Aquella materialidad corporal en cierto aspecto obstaculiza la labor filosófica que busca la verdad como se dice en el diálogo del Fedón: “… porque mientras tengamos el cuerpo, y nuestra alma esté mezclada con tal desgracia, nunca poseeremos de manera suficiente aquellos que deseamos; y afirmamos que esto es verdad, pues el cuerpo nos ocasiona innumerables preocupaciones… éstas nos impiden la caza de la realidad… de ahí el dicho que, en realidad, bajo su acción (acción del acuerpo) ni siquiera no es posible tener nunca un pensamiento sensato sobre la verdad… Y, por esto, no tenemos tiempo libre para la filosofía, a causa de todas sus necesidades (necesidades del cuerpo)”

Lo sensible es lo propio del mundo físico del que sólo cabe opinar. El mundo sensible es el mundo de los fenómenos físicos particulares, del devenir y la multiplicidad. Pero la razón de ser del mundo sensible no está en él mismo, sino en el mundo de las formas o mundo de las ideas, mundo inteligible en donde está el auténtico ser.
La materia es aquello que carece de forma inteligible y se encuentra separada de ella. La materia es casi un no-ser. En cambio, las formas inteligibles, “Eidos”, son plenamente ser, que es realizado en una multitud de esencias o modos de ser, por ello son modelos que lo sensible debe imitar.

Para Platón la distinción entre lo sensible y lo inteligible se traduce en una distinción real de tipo ontológico, de ahí que la estructura humana a nivel ontológico distinga entre el cuerpo (soma) y alma (psiché) en una unión de dos realidades cuyo ser es dual y cuya unión es accidental e incluso antinatural.

Siguiendo al Fedón, el alma del ser humano –que puede conocer lo inteligible del Eidos– es inmaterial y no sólo distinta ontológicamente, sino contrapuesta al cuerpo. Siendo el alma de una naturaleza ontológica superior al cuerpo a como lo es el mundo del “Eidos” respecto al mundo sensible material, el alma es principio de vida humana siendo en su esencia simple, es decir, no compuesta de elementos materiales a como lo es el cuerpo humano, el cual es un conglomerado de una diversidad de elementos materiales que se disuelven en la muerte.

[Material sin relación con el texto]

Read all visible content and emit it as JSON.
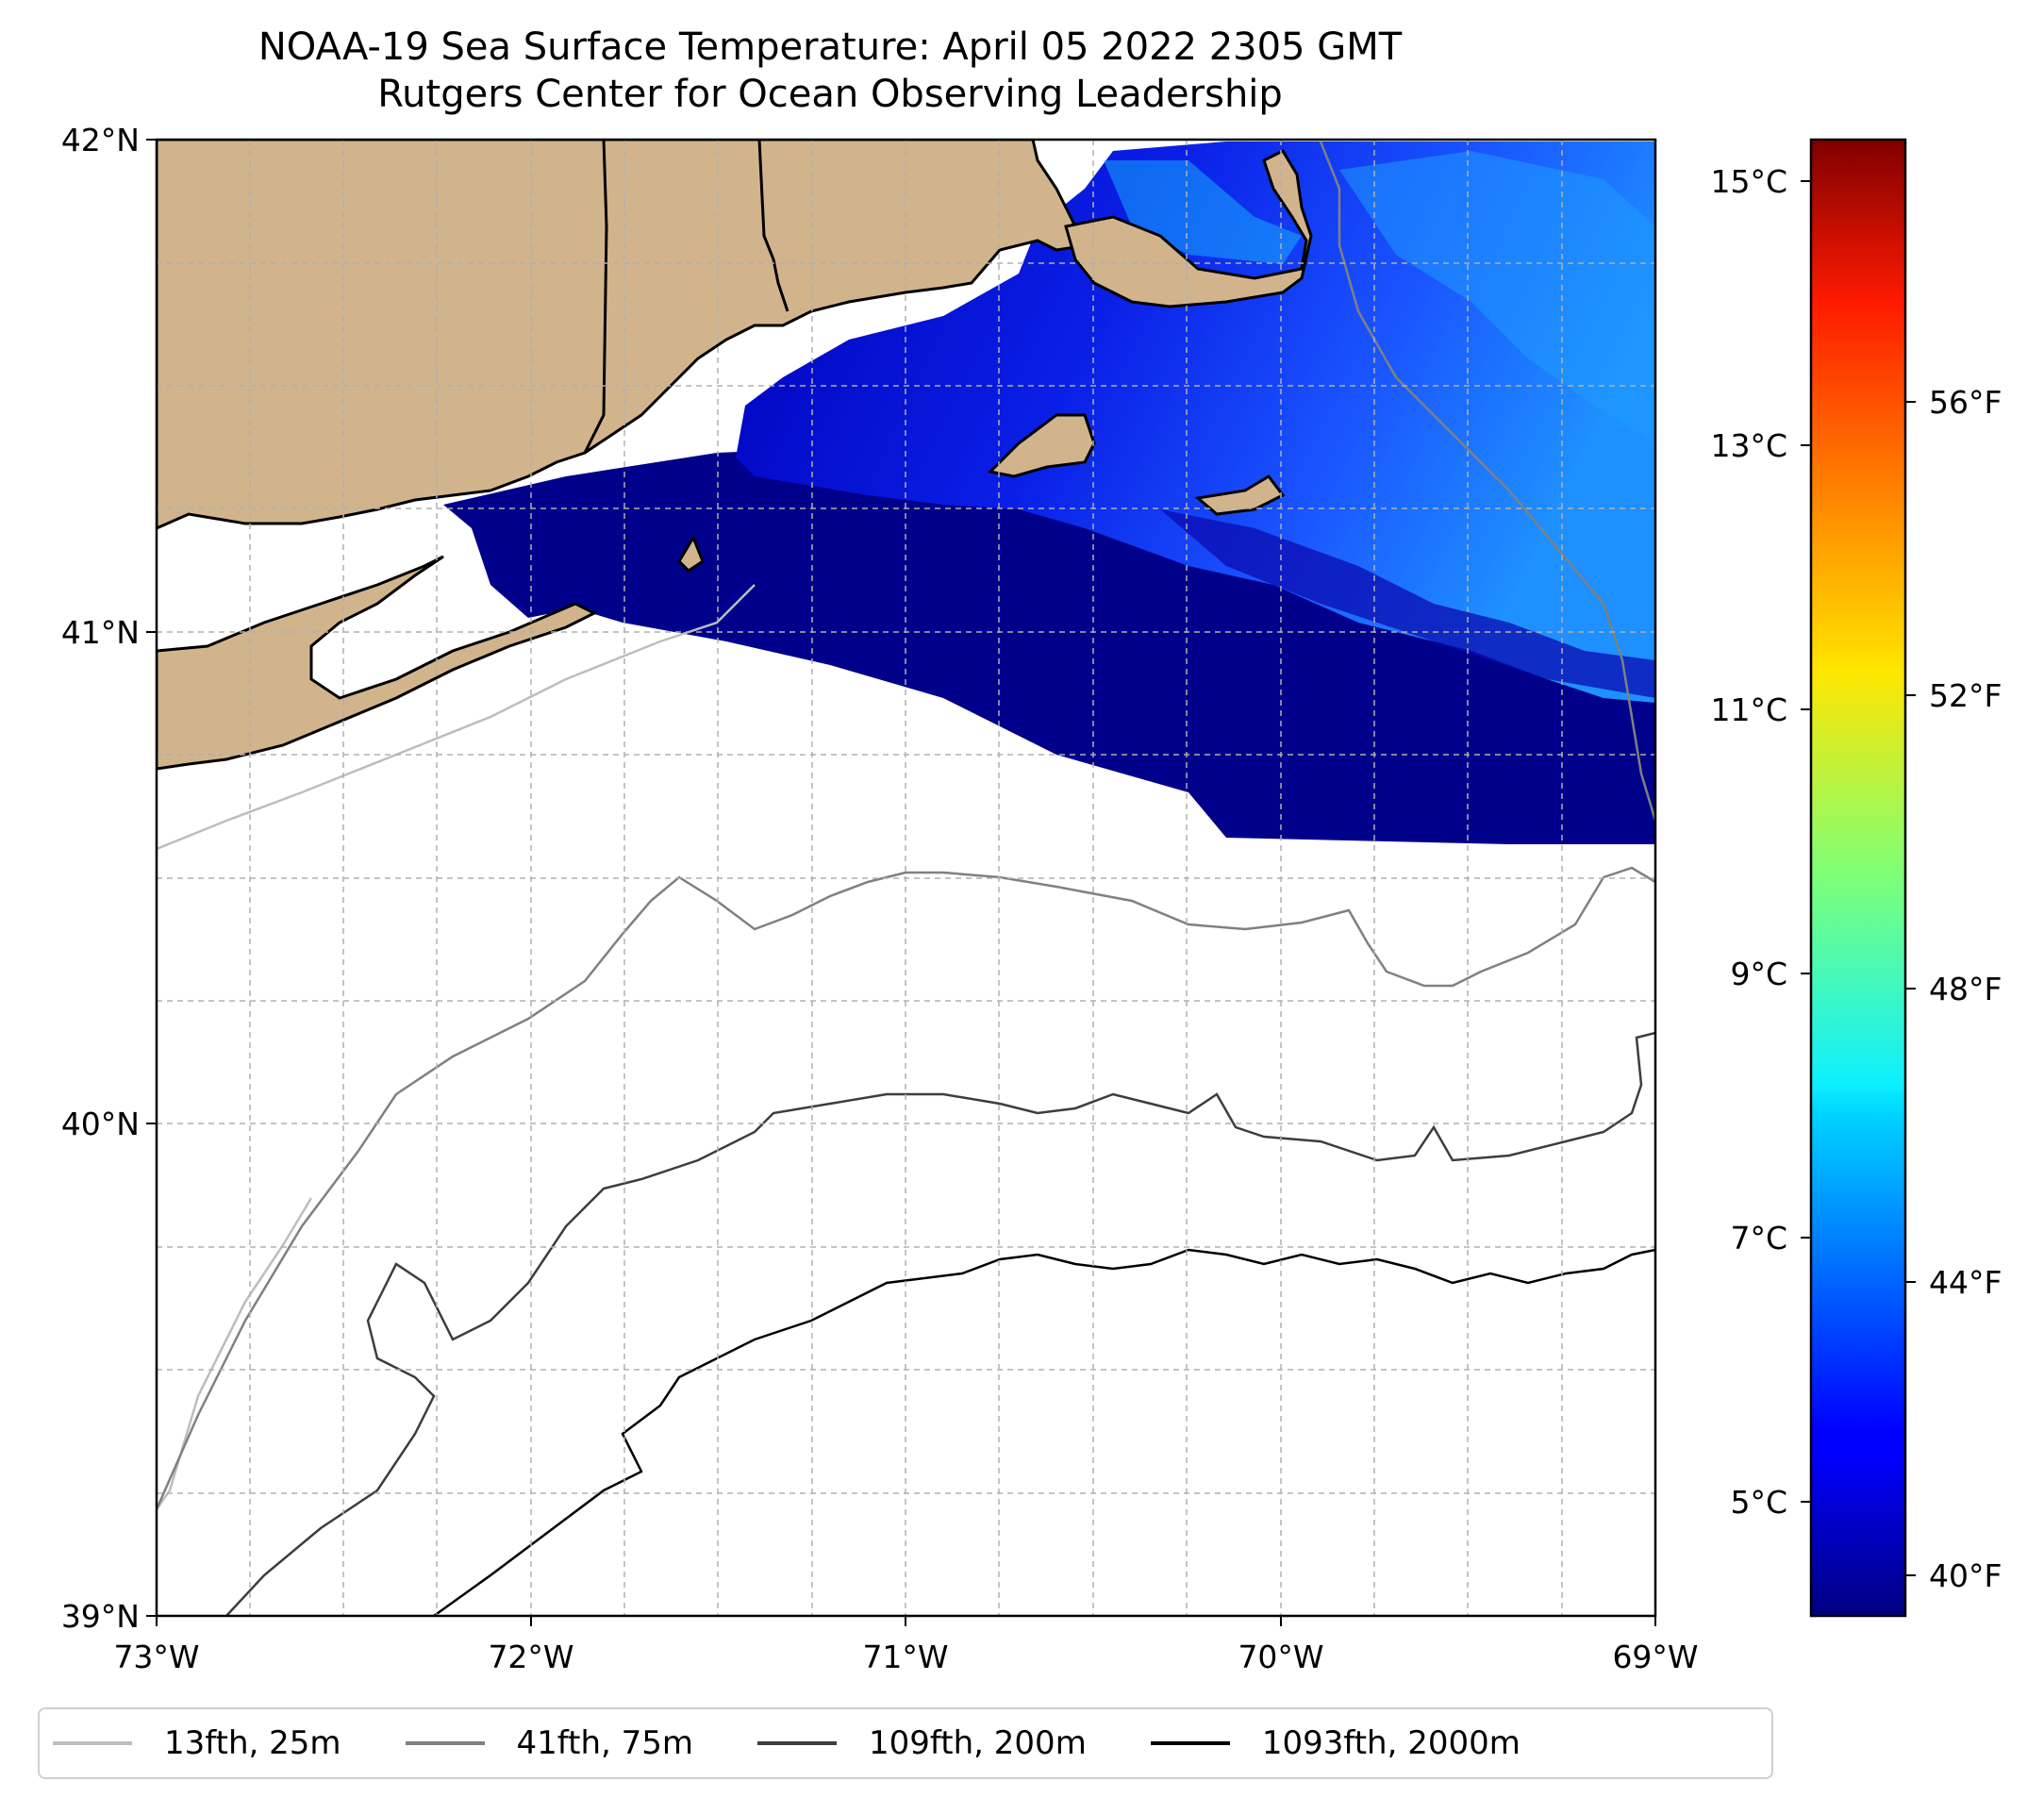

Siendo el alma humana connatural al mundo de las Ideas, lo más adecuado para ella es estar separada del cuerpo, a como el mismo Fedón lo señala: “…se nos ha demostrado, en rigor, que, si vamos a conocer alguna vez algo en su pureza, hay que apartarse del cuerpo y contemplar las realidades en sí con nuestra propia alma; y entonces, según parece, nosotros tendremos aquello que deseamos y de lo que sostenemos que estamos enamorados: la sabiduría, una vez que hayamos muerto, como muestra el razonamiento; pero no mientras estemos vivos”.

A la luz de este modelo antropológico se puede entender por qué en la tradición platónica se señale que la finalidad de la vida humana en este mundo material consiste en una preparación para la muerte, pues desde el planteamiento platónico, la vida humana está centrada exclusivamente en el alma siendo el cuerpo un obstáculo para la realización plena de esa vida humana.